How would I change my yaxis to be the same as the example shown?

but I need the yaxis to be in units of

$$ W m^{-2} nm^{-1} $$

so that the curve looks like

From the plot, it seems that dividing the irradiance by 10.^14 would do the trick, is this correct? Could someone explain the unit conversion, for a non-physicist?

This function is taken from here

http://web.mit.edu/8.13/matlab/Examples/planck.m

Updated version:

From all of the advice given here, this is the updated and hopefully correct methods:

h = 6.626e-34; % Planck's Constant
c = 3e8; % speed of light
T = 6000; % absolute temperature
k = 1.38066e-23; % Boltzmann constant in J/K
lambda = 0:20e-9:3200e-9; % wavelength


% spectral radiance
p = 2*h*c*c./(lambda.^5);
b6000 = p./(exp(h*c./(lambda*k*T))-1);
b6000 = (1e-9).*b6000;

% multiply by the square of the ratio of the solar radius of earth's
% orbital radius
b6000 = b6000.*(2.177e-5);


% apply Lambert's cosine law
b6000 = b6000.*pi;

% convert units for lambda
lambda = lambda.*1e6;

% print result
fh = figure(1);
plot(lambda,b6000)
xlabel('Wavelength [\mu{m}]');

ylabel('Irradiance [W m^{-2} nm^{-1}]');

Answer

The dimensional prefactor that ends up in your code is $$ \frac{hc^2}{\lambda^5}=\frac{6.626\times10^{-34}\text{ J s}\times (3\times10^8\text{ m s}^{-1})^2}{(\tilde\lambda \text{ m})^5}, $$ where $\tilde\lambda$ is dimensionless and goes from 0 to 3200×10^-9. This will come out in terms of a number $p$, which is what your code calculates, with some units: $$ \frac{hc^2}{\lambda^5} =p\frac{\text{J s}\times \text m^2\text{ s}^{-2}}{\text{m}^5} =p\frac{\text{W}}{\text{m}^3} =p\frac{\text{W}}{\text{m}^2}\frac{1}{\text m}\frac{10^{-9}\,\text m}{1\,\text{nm}} =10^{-9} p\:\text W\,\text m^{-2}\,\text{nm}^{-1}. $$

Note also that you need to distinguish carefully between radiance (which is the Planck's law quantity you're calculating), which is the power flow per unit of solid angle, and irradiance, which is integrated over solid angle, as detailed in Carl Witthoft's answer.

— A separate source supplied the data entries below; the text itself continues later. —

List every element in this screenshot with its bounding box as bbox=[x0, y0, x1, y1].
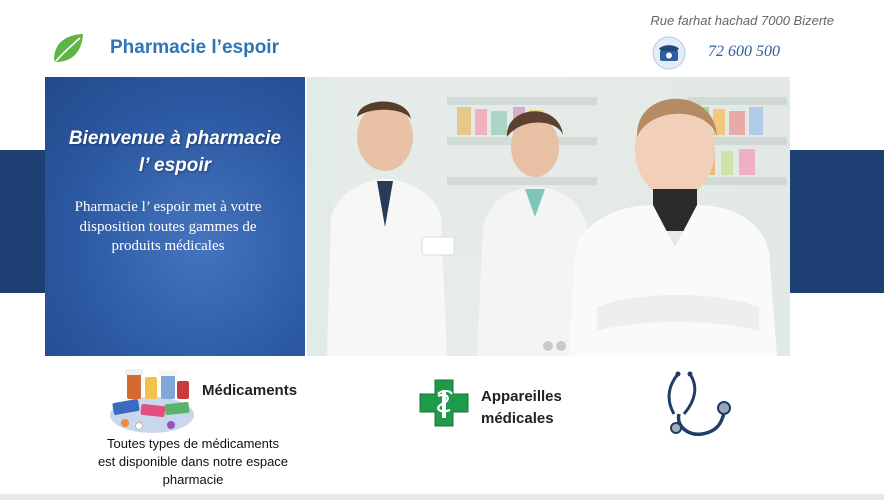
medicines-description: Toutes types de médicaments est disponib… bbox=[97, 436, 289, 487]
address: Rue farhat hachad 7000 Bizerte bbox=[650, 13, 834, 28]
pharmacy-name[interactable]: Pharmacie l’espoir bbox=[110, 37, 279, 59]
footer-divider bbox=[0, 494, 884, 500]
pharmacy-cross-icon bbox=[418, 378, 470, 428]
stethoscope-icon bbox=[650, 370, 736, 444]
carousel-dots bbox=[543, 338, 569, 356]
hero-band-left bbox=[0, 150, 45, 293]
phone-number[interactable]: 72 600 500 bbox=[708, 43, 780, 61]
hero-band-right bbox=[790, 150, 884, 293]
carousel-prev-button[interactable] bbox=[543, 341, 553, 351]
medicines-title: Médicaments bbox=[202, 382, 298, 399]
leaf-icon bbox=[50, 30, 86, 66]
medicines-icon bbox=[105, 363, 199, 435]
devices-title: Appareilles médicales bbox=[481, 386, 591, 430]
hero-photo bbox=[307, 77, 790, 356]
hero-title: Bienvenue à pharmacie l’ espoir bbox=[58, 125, 292, 179]
devices-title-line2: médicales bbox=[481, 410, 554, 427]
hero-description: Pharmacie l’ espoir met à votre disposit… bbox=[74, 199, 262, 254]
hero-title-line1: Bienvenue à pharmacie bbox=[68, 128, 282, 149]
phone-icon bbox=[652, 36, 686, 70]
carousel-next-button[interactable] bbox=[556, 341, 566, 351]
devices-title-line1: Appareilles bbox=[481, 388, 562, 405]
hero-title-line2: l’ espoir bbox=[138, 155, 212, 176]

If you put this together, then, the spectral radiance is $$ B_\lambda(T)=10^{-9}\frac{2\times6.626\times10^{-34}\times (3\times10^8)^2}{\tilde\lambda^5} \frac{ \text W\,\text m^{-2}\,\text{sr}^{-1}\,\text{nm}^{-1} }{\exp\left(\frac{6.626\times10^{-34}\times3\times10^8}{\tilde\lambda \times 6000\times 1.38066\times 10^{-23}}\right)-1}. $$ This peaks at ∼$12\:\text{kW}\,\text m^{-2}\,\text{sr}^{-1}\,\text{nm}^{-1}$, which is consistent with the graph in Wikipedia; it represents the energy flow from the Sun, per unit of solid angle, across a unit area which is right next to the Sun's surface. Note that this is not comparable to the graph you give, which plots the solar spectrum as measured on Earth. To get to the latter, you need to multiply by the square of the ratio of the solar radius to the Earth's orbital radius, $$ \left(\frac{R_☉}{a_⊕}\right)^2 = \left(\frac{\phantom{000\,}696\,342\text{ km}}{152\,098\,232\text{ km}}\right)^2 \approx 2.177\times10^{-5}. $$ You then need to account for the fact that the Sun emits in all directions. As garyp points out, this is done by means of Lambert's cosine law, which essentially says that after integrating over solid angle you need to put an extra factor of $\pi$. Once you do that, you recover the graph you give:

Finally, note that $\text{nmm}$ is not an SI unit. The matlab function you are basing yourself on has a typo at a crucial place which, in my view, renders it essentially useless, or at least useless without a careful examination of what it's actually calculating. Be very careful whenever you see that sort of thing!